Das Projekt „Stromspar-Check“ der Caritas Dortmund hilft seit 2009 Menschen mit geringem Einkommen dabei, ihren Energieverbrauch zu senken. Bis heute konnten so schon 22.094 Kunden beraten und 19.721 t C02 im Jahr eingespart werden.

In unserem Interview verrät der Leiter des Stromspar-Checks, Mario Marques de Carvalho, mehr über das Projekt und gibt konkrete Tipps, wie ihr Energie sparen könnt.
 

Herr Marques de Carvalho, erzählen Sie doch mal, wie sind Sie zum Stromspar-Check gekommen?

Ich komme ursprünglich aus dem technischen Vertrieb und war lange Zeit selbstständig.
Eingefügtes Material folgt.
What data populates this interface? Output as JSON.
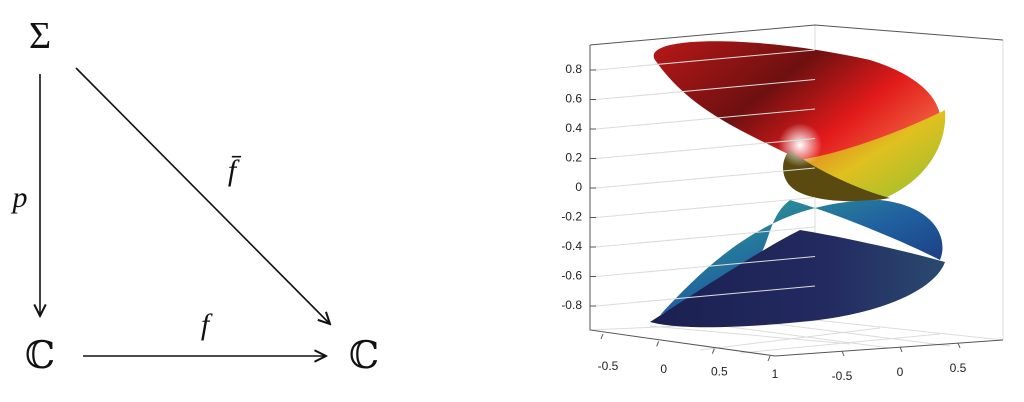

Beim Stromspar-Check bin ich vor 11 Jahren gelandet. Eigentlich wollte ich eine Fortbildung zum Energieberater über das Jobcenter Dortmund machen. Die schickten mich aber zum Stromspar-Check des Caritasverbands Dortmund, der sich gerade im Aufbau befand – damals noch ein typischer Ein-Euro-Job.

Die Arbeit hat mir sofort sehr viel Spaß gemacht. Man sieht schnell Ergebnisse und merkt, dass man wirklich helfen kann. Das ist toll! Und so bin ich hiergeblieben. Ich hätte mir früher nie träumen lassen, dass ich mal bei der Caritas arbeite.
 

Was ist das Ziel des Projektes Stromspar-Check?

Der Stromspar-Check verfolgt eine Reihe unterschiedlicher Ziele, die arbeitsmarkt-, umwelt- und sozialpolitisch sehr wichtig sind.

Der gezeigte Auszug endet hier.